One of the most striking portraits on display in the History Center’s current exhibition, Smithsonian’s Portraits of Pittsburgh: Works from the National Portrait Gallery, depicts famous jockey Bill Hartack suited up for a horse race and standing in front of a row of racing silks. Artist James Ormsbee Chapin painted the image for the cover of TIME magazine, where it appeared on Feb. 10, 1958. For Hartack, the son of a Western Pennsylvania coal miner and who became known as the “million-dollar kid from Cambria County,” 1958 loomed as a banner year. But his luck soon ran out.
A way out of the mines
After graduating from rural Blacklick Township High School in Nanty-Glo, Pa., Hartack eventually ended up at West Virginia’s Charles Town racetrack as an exercise rider. Family friends suggested that he look for a job at the track after his father, who worked for the Ebensburg Coal Company, insisted that his son never follow him into the mines. Hartack’s small frame and competitive nature proved perfect for the track. In 1952, an astute trainer recognized his skill and offered him a riding contract as a jockey. Although he started slowly, he began winning regularly in 1953. By 1954 he started riding at major tracks and soon enjoyed a meteoric rise. From 1955-1957 he was the nation’s leading jockey based on races won. He rode his first classic winner, Calumet Farm’s Fabius, to victory in the 1956 Preakness Stakes. A year later, he won his first Kentucky Derby with Calumet’s Iron Liege. In 1957, he became the first jockey to win more than three million dollars in a single season.

The year takes a turn
In the spring of 1958, Hartack looked ahead to the possibility of back-to-back Derby victories with an exciting new Calumet colt, Tim Tam. Just six days after that TIME cover, the pair won Hialeah’s Everglades Stakes. Tim Tam quickly emerged as the Derby favorite. With Hartack up, he won five more stakes that spring in preparation for the first Saturday in May.
But Hartack’s luck changed on April 26, 1958. In the starting gate before a race at Churchill Downs, his mount reared and he fell off backwards, breaking his leg. Hartack insisted that he could still ride. News accounts illustrated his fighting spirit. “Don’t let them put anything heavy on my leg,” he supposedly told his agent when he was loaded into an ambulance. “Get a light cast and we’ll gallop a horse Thursday and by Saturday I’ll be ready.”[1] He tried to have a special cast and stirrup made.
It was a losing battle. Doctors would not let him ride. Hartack watched the race from the Clubhouse roof at Churchill Downs as someone else guided Tim Tam to the coveted Derby win. But the broken leg did not keep him down for long. By May 20, 1958, Hartack was riding again.
Hartack eventually became a four-time national champion jockey and the only rider besides Eddie Arcaro to win the Kentucky Derby five times. He was inducted into the National Racing Hall of Fame in 1959 at age 27, the youngest in history. Illustrative of horse racing’s wide popularity at the time, he even appeared on an episode of the TV game show “What’s My Line?” in 1964. (Watch online.)
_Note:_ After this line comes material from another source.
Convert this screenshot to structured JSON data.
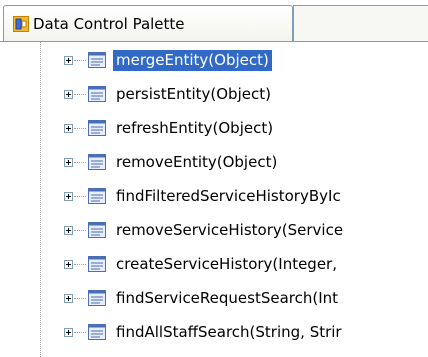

Horse Racing’s Ted Williams
The 1958 episode illustrated one of Hartack’s greatest assets but also his biggest liabilities. The same relentless drive that made him a winner sometimes made him go too far. Combative and opinionated, he disliked criticism and had a difficult relationship with the media. Some started calling him the “Ted Williams of horse racing,” in comparison with the great baseball player also known for his battles with the press.

While critics and racing historians felt Hartack could have become more popular with a more congenial personality, he continued to serve the sport he loved in other capacities for the rest of his life. After his death in 2007, his many friends in the industry established a charitable foundation in his name. Every year, the winning jockey of the Kentucky Derby receives the Hartack Memorial Award. On a more local level, Hartack was also inducted into the Cambria County Sports Hall of Fame in 1971.
Ultimately, that striking TIME magazine cover also illustrated Hartack’s sometimes bullheaded nature. He preferred going by “Bill” or “William,” and hated “Willie.” He insisted that no one use it, although everyone did. Despite the great image on the cover of that 1958 TIME, Hartack refused to ever sign autographs on it. TIME called him “Willie.”
Leslie Przybylek is senior curator at the Heinz History Center and lead curator on the Smithsonian’s Portraits of Pittsburgh exhibition.
[1] Jimmy Breslin, “Hartack Clings to Derby Hope,” The Pittsburgh Press, April 28, 1958.